Aside from frontline healthcare professionals, the Association of Professional Staffing Companies (APSCo) members are also reporting difficulties in recruiting non-clinical contractors into the NHS. This is largely due to the fact that public sector organisations are shouldering the costs of recent changes to legislation around ‘Off-Payroll’ working. Since April this year, hirers in the public sector have been responsible for determining the status of an assignment to supply services through a Personal Services Company (PSC). Contractors deemed to be working ‘inside’ IR35 legislation are taxed in the same way as employees, even though professionals operating through this model have no employment protection rights and have no certainty of continuity of work.
A recent survey of our members found that 45 per cent have witnessed the costs of resourcing contractors increasing since the new rules were introduced. Of these, 46 per cent reported that rate rises were in excess of 15 per cent. As well as increasing spend, public sector organisations are also having to contend with shrinking talent pools, with the majority (70 per cent) of respondents reporting that contract numbers in the public sector have decreased since April 2017.
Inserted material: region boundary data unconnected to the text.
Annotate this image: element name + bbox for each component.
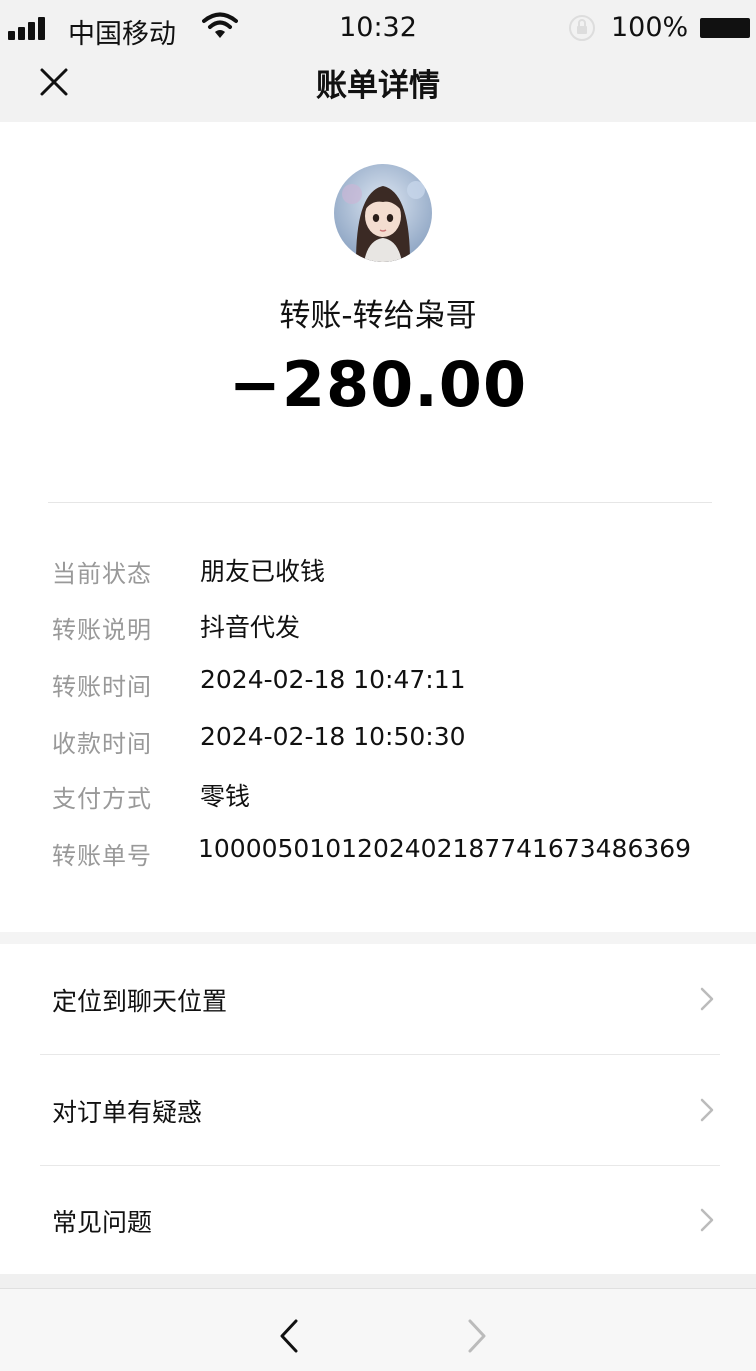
avatar xyxy=(334,164,432,262)
menu-item-label: 定位到聊天位置 xyxy=(52,987,228,1016)
detail-label: 当前状态 xyxy=(52,560,152,588)
detail-value: 2024-02-18 10:47:11 xyxy=(200,665,466,694)
page-title: 账单详情 xyxy=(316,68,440,104)
transfer-amount: −280.00 xyxy=(228,348,528,421)
chevron-left-icon[interactable] xyxy=(274,1317,304,1355)
chevron-right-icon xyxy=(700,1208,714,1232)
detail-label: 转账时间 xyxy=(52,673,152,701)
battery-percent: 100% xyxy=(611,12,689,43)
detail-label: 支付方式 xyxy=(52,785,152,813)
menu-item-faq[interactable]: 常见问题 xyxy=(0,1165,756,1275)
detail-row-receive-time: 收款时间 2024-02-18 10:50:30 xyxy=(0,716,756,760)
menu-item-order-question[interactable]: 对订单有疑惑 xyxy=(0,1055,756,1165)
detail-row-status: 当前状态 朋友已收钱 xyxy=(0,546,756,590)
transfer-title: 转账-转给枭哥 xyxy=(279,298,477,334)
menu-item-locate-chat[interactable]: 定位到聊天位置 xyxy=(0,944,756,1054)
nav-bar: 账单详情 xyxy=(0,56,756,122)
chevron-right-icon xyxy=(700,987,714,1011)
rotation-lock-icon xyxy=(569,15,595,41)
bottom-separator xyxy=(0,1274,756,1288)
detail-label: 转账单号 xyxy=(52,842,152,870)
detail-row-transfer-time: 转账时间 2024-02-18 10:47:11 xyxy=(0,659,756,703)
menu-item-label: 常见问题 xyxy=(52,1208,153,1237)
menu-item-label: 对订单有疑惑 xyxy=(52,1098,203,1127)
divider xyxy=(48,502,712,503)
detail-label: 转账说明 xyxy=(52,616,152,644)
detail-value: 2024-02-18 10:50:30 xyxy=(200,722,466,751)
section-gap xyxy=(0,932,756,944)
detail-value: 抖音代发 xyxy=(200,613,301,642)
chevron-right-icon[interactable] xyxy=(462,1317,492,1355)
detail-value: 100005010120240218774167348636​9 xyxy=(198,834,692,863)
detail-row-transfer-number: 转账单号 100005010120240218774167348636​9 xyxy=(0,828,756,872)
detail-value: 零钱 xyxy=(200,782,251,811)
bottom-nav-bar xyxy=(0,1288,756,1371)
chevron-right-icon xyxy=(700,1098,714,1122)
status-bar: 中国移动 10:32 100% xyxy=(0,0,756,56)
detail-label: 收款时间 xyxy=(52,730,152,758)
battery-icon xyxy=(700,18,750,38)
detail-row-payment-method: 支付方式 零钱 xyxy=(0,771,756,815)
detail-value: 朋友已收钱 xyxy=(200,557,326,586)
detail-row-note: 转账说明 抖音代发 xyxy=(0,602,756,646)
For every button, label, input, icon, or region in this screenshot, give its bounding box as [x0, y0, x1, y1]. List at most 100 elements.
The increase in rates which has been noted can be attributed to two factors: the scarcity of resource created by candidates moving into the private sector and the market adjusting by passing on additional tax and NI costs to the public sector client. Reports that non-clinical specialists are abandoning contracts - including a high-profile multi-million pound NHS IT project - may not have the immediate impact on patient safety that shortages of clinical staff bring, but they will no doubt impact long-term budgets and operational efficiency.
The independent Office for Budget Responsibility (OBR) has predicted that the NHS will need an extra £88 billion by 2067. Among the challenges the service faces are the ageing population, the growing problem of obesity, and adhering to the legal requirement to value mental health equally with physical health.
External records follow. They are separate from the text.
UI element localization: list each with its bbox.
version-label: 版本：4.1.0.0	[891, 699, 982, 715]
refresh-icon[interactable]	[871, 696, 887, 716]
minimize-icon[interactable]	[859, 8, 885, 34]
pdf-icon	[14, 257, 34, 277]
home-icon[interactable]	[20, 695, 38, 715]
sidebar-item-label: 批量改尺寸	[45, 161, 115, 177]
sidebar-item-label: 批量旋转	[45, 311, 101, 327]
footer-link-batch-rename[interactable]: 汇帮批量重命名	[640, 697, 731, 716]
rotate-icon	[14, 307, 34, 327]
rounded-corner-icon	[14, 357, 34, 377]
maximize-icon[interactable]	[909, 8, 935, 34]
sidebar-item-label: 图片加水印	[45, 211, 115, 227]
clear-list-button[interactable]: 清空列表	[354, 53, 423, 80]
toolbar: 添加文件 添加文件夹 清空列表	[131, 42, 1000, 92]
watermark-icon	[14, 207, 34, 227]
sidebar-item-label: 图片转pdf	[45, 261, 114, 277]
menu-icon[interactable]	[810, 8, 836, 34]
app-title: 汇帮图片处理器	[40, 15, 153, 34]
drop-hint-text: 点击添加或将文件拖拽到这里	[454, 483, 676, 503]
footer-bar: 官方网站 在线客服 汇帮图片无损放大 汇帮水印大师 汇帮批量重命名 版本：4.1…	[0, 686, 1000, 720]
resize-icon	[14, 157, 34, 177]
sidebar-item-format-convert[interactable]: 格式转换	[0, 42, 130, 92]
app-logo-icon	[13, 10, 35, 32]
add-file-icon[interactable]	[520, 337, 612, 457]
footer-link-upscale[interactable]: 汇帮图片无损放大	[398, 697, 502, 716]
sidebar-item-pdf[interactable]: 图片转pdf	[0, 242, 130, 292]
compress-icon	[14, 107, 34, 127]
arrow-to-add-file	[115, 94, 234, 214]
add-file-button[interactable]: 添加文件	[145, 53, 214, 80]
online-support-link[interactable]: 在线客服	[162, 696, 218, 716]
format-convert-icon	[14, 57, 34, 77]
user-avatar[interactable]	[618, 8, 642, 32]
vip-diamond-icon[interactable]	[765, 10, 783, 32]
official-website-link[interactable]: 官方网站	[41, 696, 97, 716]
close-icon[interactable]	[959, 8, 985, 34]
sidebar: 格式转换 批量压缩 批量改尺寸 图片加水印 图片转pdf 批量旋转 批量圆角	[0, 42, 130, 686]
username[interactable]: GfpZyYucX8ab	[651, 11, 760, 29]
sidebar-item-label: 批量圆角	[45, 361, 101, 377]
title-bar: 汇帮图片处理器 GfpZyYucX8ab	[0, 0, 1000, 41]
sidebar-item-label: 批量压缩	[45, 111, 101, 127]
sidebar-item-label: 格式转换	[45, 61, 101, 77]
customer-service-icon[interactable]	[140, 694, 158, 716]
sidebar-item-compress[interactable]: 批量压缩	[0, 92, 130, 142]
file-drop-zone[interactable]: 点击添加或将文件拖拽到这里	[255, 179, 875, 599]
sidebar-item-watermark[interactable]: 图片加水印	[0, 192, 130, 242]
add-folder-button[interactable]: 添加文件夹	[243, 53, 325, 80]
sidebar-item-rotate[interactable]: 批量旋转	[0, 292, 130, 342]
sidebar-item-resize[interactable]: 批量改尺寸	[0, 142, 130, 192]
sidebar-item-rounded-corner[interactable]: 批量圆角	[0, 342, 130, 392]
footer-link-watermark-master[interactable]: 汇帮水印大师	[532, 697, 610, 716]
Something needs to give, and it seems that government is beginning to realise this. Health secretary Jeremy Hunt has gone on record accepting that junior doctors ‘had a point’ when they challenged his commitment to patient safety given the significant staffing gaps across the NHS. The government has since announced plans to expand medical school places by 25 per cent from 2018 to increase the number of doctors being trained each year from 6,000 to 7,500, while 10,000 additional training places being made available for nurses, midwives and allied health professionals will also be funded.
Chancellor Philip Hammond announced in his recent Autumn Budget that the government is committed to offering the NHS a £10 billion investment package in front-line services over the course of this parliament. He also committed to ‘pay structure modernisation’ for Agenda for Change staff to help aid recruitment and retention, but we are yet to see what this will look like in practice.
The number of staff working within the NHS may be up six per cent since 2014, but during the same period, emergency admissions have increased by ten per cent, ambulance calls are up 15 per cent and demand for diagnostic testing has risen by around a fifth. We need to ensure that the health service has access to the skills it needs to manage this increase in demand moving forwards, and that relies on not only solid talent pipelining strategies, but also a commitment to valuing and retaining the valuable skills of the existing workforce.